Dick paid close attention to Bush’s trailblazing attempt to build a plant in the early 2010s, and witnessed the project’s first iteration bleed money and go out of business. 

“I saw Chris fail… it was such a new technology and we knew even less about it then than we do now,” says Dick. “Someone had to take those first steps forward, even if they were risky.”

Work being carried out at Dicklands Farm in Chilliwack to build an anaerobic digester and biogas plant.

After a decade of research, fundraising and building, Dick is now months away from seeing his own years-long project come to life: the Dicklands Farms biogas plant is expected to be up and running by April 2023. If the plant functions as expected, it may be Dick, and not Bush, that will be remembered as the father of biogas in British Columbia, and possibly in Canada. 

“The early bird gets the worm, but the second mouse gets the cheese,” says Bush. “Sometimes that’s the price of going first.”

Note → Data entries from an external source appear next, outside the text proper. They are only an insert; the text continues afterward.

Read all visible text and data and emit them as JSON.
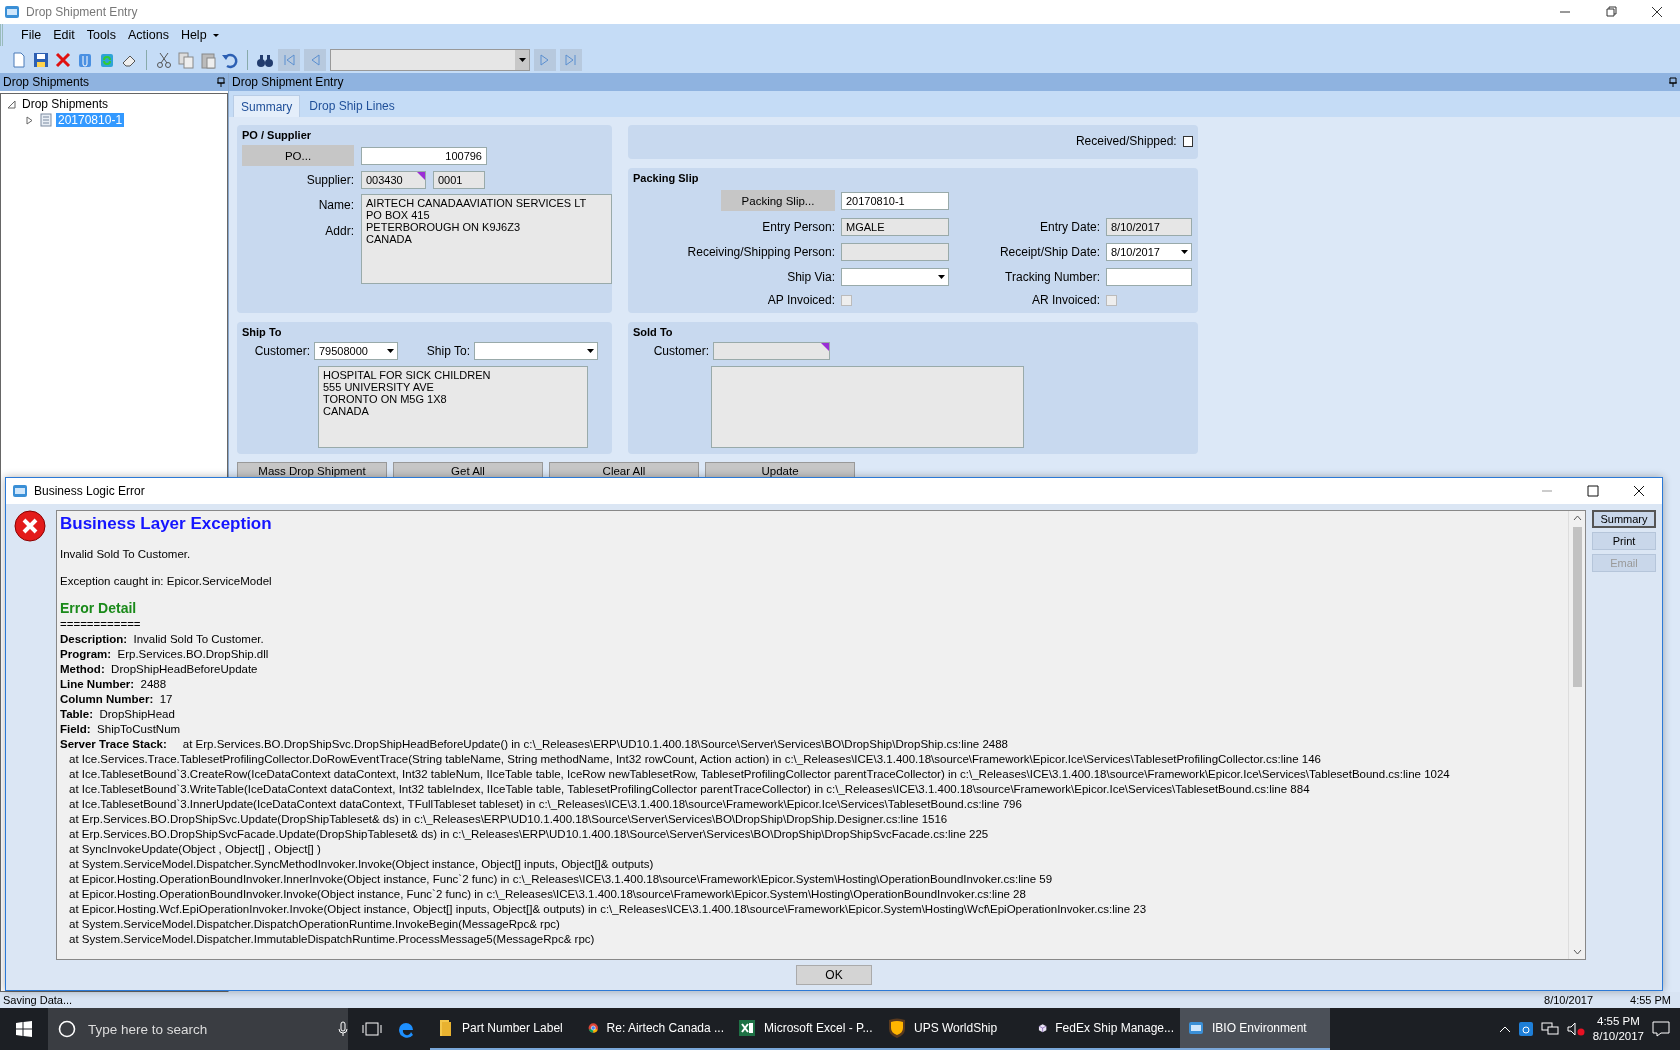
{
  "window": {
    "title": "Drop Shipment Entry"
  },
  "menu": [
    "File",
    "Edit",
    "Tools",
    "Actions",
    "Help"
  ],
  "tree_panel": {
    "title": "Drop Shipments",
    "tree": [
      {
        "label": "Drop Shipments",
        "expanded": true,
        "children": [
          {
            "label": "20170810-1",
            "selected": true,
            "expanded": false
          }
        ]
      }
    ]
  },
  "entry_panel": {
    "title": "Drop Shipment Entry"
  },
  "tabs": [
    {
      "label": "Summary",
      "selected": true
    },
    {
      "label": "Drop Ship Lines",
      "selected": false
    }
  ],
  "po_supplier": {
    "title": "PO / Supplier",
    "po_button": "PO...",
    "po_value": "100796",
    "supplier_label": "Supplier:",
    "supplier_id": "003430",
    "supplier_code": "0001",
    "name_label": "Name:",
    "addr_label": "Addr:",
    "address_lines": [
      "AIRTECH CANADAAVIATION SERVICES LT",
      "PO BOX 415",
      "PETERBOROUGH ON K9J6Z3",
      "CANADA"
    ]
  },
  "received_shipped": {
    "label": "Received/Shipped:",
    "checked": false
  },
  "packing_slip": {
    "title": "Packing Slip",
    "button": "Packing Slip...",
    "value": "20170810-1",
    "entry_person_label": "Entry Person:",
    "entry_person": "MGALE",
    "entry_date_label": "Entry Date:",
    "entry_date": "8/10/2017",
    "receiving_person_label": "Receiving/Shipping Person:",
    "receipt_date_label": "Receipt/Ship Date:",
    "receipt_date": "8/10/2017",
    "ship_via_label": "Ship Via:",
    "tracking_label": "Tracking Number:",
    "ap_invoiced": {
      "label": "AP Invoiced:",
      "checked": false,
      "disabled": true
    },
    "ar_invoiced": {
      "label": "AR Invoiced:",
      "checked": false,
      "disabled": true
    }
  },
  "ship_to": {
    "title": "Ship To",
    "customer_label": "Customer:",
    "customer_value": "79508000",
    "ship_to_label": "Ship To:",
    "address_lines": [
      "HOSPITAL FOR SICK CHILDREN",
      "555 UNIVERSITY AVE",
      "TORONTO ON M5G 1X8",
      "CANADA"
    ]
  },
  "sold_to": {
    "title": "Sold To",
    "customer_label": "Customer:"
  },
  "action_buttons": [
    "Mass Drop Shipment",
    "Get All",
    "Clear All",
    "Update"
  ],
  "status_bar": {
    "text": "Saving Data...",
    "date": "8/10/2017",
    "time": "4:55 PM"
  },
  "dialog": {
    "title": "Business Logic Error",
    "heading": "Business Layer Exception",
    "message": "Invalid Sold To Customer.",
    "caught": "Exception caught in: Epicor.ServiceModel",
    "detail_heading": "Error Detail",
    "separator": "============",
    "details": [
      {
        "label": "Description:",
        "value": "Invalid Sold To Customer."
      },
      {
        "label": "Program:",
        "value": "Erp.Services.BO.DropShip.dll"
      },
      {
        "label": "Method:",
        "value": "DropShipHeadBeforeUpdate"
      },
      {
        "label": "Line Number:",
        "value": "2488"
      },
      {
        "label": "Column Number:",
        "value": "17"
      },
      {
        "label": "Table:",
        "value": "DropShipHead"
      },
      {
        "label": "Field:",
        "value": "ShipToCustNum"
      }
    ],
    "trace_label": "Server Trace Stack:",
    "trace": [
      "at Erp.Services.BO.DropShipSvc.DropShipHeadBeforeUpdate() in c:\\_Releases\\ERP\\UD10.1.400.18\\Source\\Server\\Services\\BO\\DropShip\\DropShip.cs:line 2488",
      "at Ice.Services.Trace.TablesetProfilingCollector.DoRowEventTrace(String tableName, String methodName, Int32 rowCount, Action action) in c:\\_Releases\\ICE\\3.1.400.18\\source\\Framework\\Epicor.Ice\\Services\\TablesetProfilingCollector.cs:line 146",
      "at Ice.TablesetBound`3.CreateRow(IceDataContext dataContext, Int32 tableNum, IIceTable table, IceRow newTablesetRow, TablesetProfilingCollector parentTraceCollector) in c:\\_Releases\\ICE\\3.1.400.18\\source\\Framework\\Epicor.Ice\\Services\\TablesetBound.cs:line 1024",
      "at Ice.TablesetBound`3.WriteTable(IceDataContext dataContext, Int32 tableIndex, IIceTable table, TablesetProfilingCollector parentTraceCollector) in c:\\_Releases\\ICE\\3.1.400.18\\source\\Framework\\Epicor.Ice\\Services\\TablesetBound.cs:line 884",
      "at Ice.TablesetBound`3.InnerUpdate(IceDataContext dataContext, TFullTableset tableset) in c:\\_Releases\\ICE\\3.1.400.18\\source\\Framework\\Epicor.Ice\\Services\\TablesetBound.cs:line 796",
      "at Erp.Services.BO.DropShipSvc.Update(DropShipTableset& ds) in c:\\_Releases\\ERP\\UD10.1.400.18\\Source\\Server\\Services\\BO\\DropShip\\DropShip.Designer.cs:line 1516",
      "at Erp.Services.BO.DropShipSvcFacade.Update(DropShipTableset& ds) in c:\\_Releases\\ERP\\UD10.1.400.18\\Source\\Server\\Services\\BO\\DropShip\\DropShipSvcFacade.cs:line 225",
      "at SyncInvokeUpdate(Object , Object[] , Object[] )",
      "at System.ServiceModel.Dispatcher.SyncMethodInvoker.Invoke(Object instance, Object[] inputs, Object[]& outputs)",
      "at Epicor.Hosting.OperationBoundInvoker.InnerInvoke(Object instance, Func`2 func) in c:\\_Releases\\ICE\\3.1.400.18\\source\\Framework\\Epicor.System\\Hosting\\OperationBoundInvoker.cs:line 59",
      "at Epicor.Hosting.OperationBoundInvoker.Invoke(Object instance, Func`2 func) in c:\\_Releases\\ICE\\3.1.400.18\\source\\Framework\\Epicor.System\\Hosting\\OperationBoundInvoker.cs:line 28",
      "at Epicor.Hosting.Wcf.EpiOperationInvoker.Invoke(Object instance, Object[] inputs, Object[]& outputs) in c:\\_Releases\\ICE\\3.1.400.18\\source\\Framework\\Epicor.System\\Hosting\\Wcf\\EpiOperationInvoker.cs:line 23",
      "at System.ServiceModel.Dispatcher.DispatchOperationRuntime.InvokeBegin(MessageRpc& rpc)",
      "at System.ServiceModel.Dispatcher.ImmutableDispatchRuntime.ProcessMessage5(MessageRpc& rpc)"
    ],
    "side_buttons": [
      {
        "label": "Summary",
        "disabled": false,
        "selected": true
      },
      {
        "label": "Print",
        "disabled": false,
        "selected": false
      },
      {
        "label": "Email",
        "disabled": true,
        "selected": false
      }
    ],
    "ok": "OK"
  },
  "taskbar": {
    "search_placeholder": "Type here to search",
    "apps": [
      {
        "label": "Part Number Label",
        "kind": "folder",
        "selected": false
      },
      {
        "label": "Re: Airtech Canada ...",
        "kind": "browser",
        "selected": false
      },
      {
        "label": "Microsoft Excel - P...",
        "kind": "sheet",
        "selected": false
      },
      {
        "label": "UPS WorldShip",
        "kind": "shield",
        "selected": false
      },
      {
        "label": "FedEx Ship Manage...",
        "kind": "box",
        "selected": false
      },
      {
        "label": "IBIO Environment",
        "kind": "window",
        "selected": true
      }
    ],
    "time": "4:55 PM",
    "date": "8/10/2017"
  }
}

But to Bush, a successful outcome at Dicklands Farms would feel like a win nonetheless. He wants he and his partners at Catalyst to pioneer research into biogas farming and scale their own operation, but more than anything, he wants his city’s manure problem to be solved. Whether he is the face of the movement, or the shoulders on which another innovator will stand, he longs to see the vision that pulled him away from his regular life materialize. 

Besides, he says, the stakes are higher than personal glory.

 “More than anything, this is about a mission: powering the world and solving one of the grand challenges of humanity,” he says. 

“I’ll be the guy to lead it, or I’ll be a soldier on somebody else’s team. Either way, I’m calling this my life’s work.”